Em tempos de pandemia, esse imenso grupo de pessoas distribuídas por todo o globo, finalmente, estão, no mínimo, ganhando visibilidade. Não é muito, mas já é um começo e embora saiba que possa durar pouco, sinceramente, desejo muito que possamos fazer algo de relevante para essa população à margem do sistema, resultando em mudanças profundas na desigualdade social em todos os países.
Esse momento de tentar se reinventar é decorrente da morte de nossas rotinas de ontem.

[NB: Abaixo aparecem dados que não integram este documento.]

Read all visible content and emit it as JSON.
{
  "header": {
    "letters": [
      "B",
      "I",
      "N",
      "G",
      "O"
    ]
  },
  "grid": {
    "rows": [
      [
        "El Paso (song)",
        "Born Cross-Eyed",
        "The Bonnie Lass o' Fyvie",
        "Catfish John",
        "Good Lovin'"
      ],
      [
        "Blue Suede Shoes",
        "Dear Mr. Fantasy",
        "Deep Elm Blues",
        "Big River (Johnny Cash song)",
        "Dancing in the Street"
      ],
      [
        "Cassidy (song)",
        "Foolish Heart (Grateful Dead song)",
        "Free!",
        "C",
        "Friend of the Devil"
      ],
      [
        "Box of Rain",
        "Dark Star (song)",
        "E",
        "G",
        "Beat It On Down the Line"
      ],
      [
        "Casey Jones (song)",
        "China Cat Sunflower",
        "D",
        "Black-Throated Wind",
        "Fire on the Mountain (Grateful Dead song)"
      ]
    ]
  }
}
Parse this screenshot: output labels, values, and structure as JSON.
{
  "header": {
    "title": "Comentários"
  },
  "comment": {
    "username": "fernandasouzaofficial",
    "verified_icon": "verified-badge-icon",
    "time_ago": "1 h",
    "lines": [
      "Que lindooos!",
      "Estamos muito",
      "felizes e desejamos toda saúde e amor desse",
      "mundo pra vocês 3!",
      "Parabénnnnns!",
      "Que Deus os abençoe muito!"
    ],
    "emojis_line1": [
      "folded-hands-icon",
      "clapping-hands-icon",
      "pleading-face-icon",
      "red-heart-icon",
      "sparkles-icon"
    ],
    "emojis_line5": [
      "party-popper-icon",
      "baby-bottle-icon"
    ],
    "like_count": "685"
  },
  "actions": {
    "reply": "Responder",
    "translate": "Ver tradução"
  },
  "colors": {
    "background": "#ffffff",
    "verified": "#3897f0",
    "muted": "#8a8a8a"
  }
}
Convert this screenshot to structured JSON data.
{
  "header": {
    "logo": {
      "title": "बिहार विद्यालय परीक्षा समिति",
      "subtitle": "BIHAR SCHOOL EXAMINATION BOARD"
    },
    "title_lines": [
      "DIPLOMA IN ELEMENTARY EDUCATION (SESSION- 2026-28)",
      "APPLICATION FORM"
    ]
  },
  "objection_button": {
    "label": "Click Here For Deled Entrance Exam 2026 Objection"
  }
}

E sempre que vivenciamos uma morte, necessitamos de um período para a elaboração dessas perdas, para que possamos nos transformar e nos readaptar, nascer de novo. Isso é o luto e essas são as mortes que denomino “simbólicas”, com suas facetas concretas e metafóricas.
Muitas pessoas estão vivenciando esse “cara a cara” consigo mesmas com grandes dificuldades, mas não vejo outra maneira a não ser “ir em frente” e “enfrentar”, pois TUDO passa!
Agora, pensando na população mundial, não podemos esquecer uma relativa pequena parte, que além desse luto comum a todos nós, está sobrecarregada por uma dor incomensurável: a dor de não poder acompanhar, cuidar, despedir-se e enterrar seus entes queridos que estejam morrendo solitários por COVID-19 (ou outras patologias).
Os rituais fúnebres são de enorme valia para nos auxiliar a passar por esse processo de luto.
Em alguns serviços hospitalares, principalmente na Itália – berço do movimento Slow Medicine – profissionais de saúde, tentando minimizar esse impacto, empáticos ao sofrimento humano e contribuindo para um processo de morte com dignidade, estão se utilizando da tecnologia de smarthphones, tablets ou computadores, propiciando o acompanhamento e a despedida por parte de familiares, quando possível, pois imagino o caos de um grande serviço com muitos pacientes morrendo nas unidades de terapia intensiva (UTIs).
Sendo assim, como um “bálsamo” para cicatrizar tamanha ferida, só consigo sugerir que possamos ligar a todo vapor essa maravilhosa capacidade psíquica humana da IMAGINAÇÃO. Por meio dela, talvez consigamos nos aproximar, estar atentos e zelosos para nos despedirmos de quem amamos e concretamente estamos isolados. No mundo imaginal tudo se torna possível, inclusive um ritual fúnebre. Boa sorte a todos!
Ana Célia Rodrigues de Souzaé psiquiatra e analista junguiana e que, como todos, está em luto no momento, encontrando tempo para, entre os atendimentos e grupos de supervisão virtuais, cuidar das plantas, aprender a pintar com aquarela, reaprender a cozinhar e na medida do possível, desfrutar da imensa saudades de seus familiares, todos isolados.